The photo taken on my iPhone from the coach shows one of these huge water spray booms.  Each section of the boom is 50 metres in length.  I spotted one boom arm with 13 sections this afternoon on our journey from Mount Cook to Christchurch.  The longest our driver, Scott, has seen is 27 sections so over a kilometre. Each section costs upwards of NZ$10,000 so a quarter-of-a-million for the longest one. They measure how wealthy Farmers are by the length of their booms!!

It has been another glorious drive through the Canterbury levels today. This morning, we left behind the Southern Alps which had a fresh coating of snow after a violent thunderstorm overnight around Mt Cook but grey skies soon gave way to blue skies, sunshine and fluffy white clouds as we drove the length of Lake Pukaki.  The lake itself shimmering with the blue glacial 'flour' – microscopic pieces of mica and other minerals washed down from the Alps.

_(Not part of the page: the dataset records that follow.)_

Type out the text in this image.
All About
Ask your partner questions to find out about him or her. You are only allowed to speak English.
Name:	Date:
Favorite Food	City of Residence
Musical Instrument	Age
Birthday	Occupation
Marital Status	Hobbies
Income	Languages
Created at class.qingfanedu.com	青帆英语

We then travelled on to Lake Tekapo to a small township of the same name at the southern tip of the lake to visit the tiny Church of the Good Shepherd, built of local stone and oak and erected as a tribute to the early pioneers of the region – mainly Scots. The backdrop to this tiny church was stunning as I hope the photo shows.

Back to Mt Cook. Aoraki/Mount Cook is the highest mountain in New Zealand 3,724 metres (12,218 feet).  If we could have hopped over the mountain towards the west, then we would have been close to the Frans Josef Glacier where we had been a week ago!

In the Māori language Aoraki (Mount Cook) translates to "Cloud Piercer", a romantic rendering of the name's components, according to the Wikipedia entry: ao (world, daytime, cloud, etc.) and raki or rangi (day, sky, weather, etc.)

Whilst I would like to post more this evening, we have to be up and out of the hotel by 5.30am tomorrow morning and Covid is not giving me much sleep at the moment.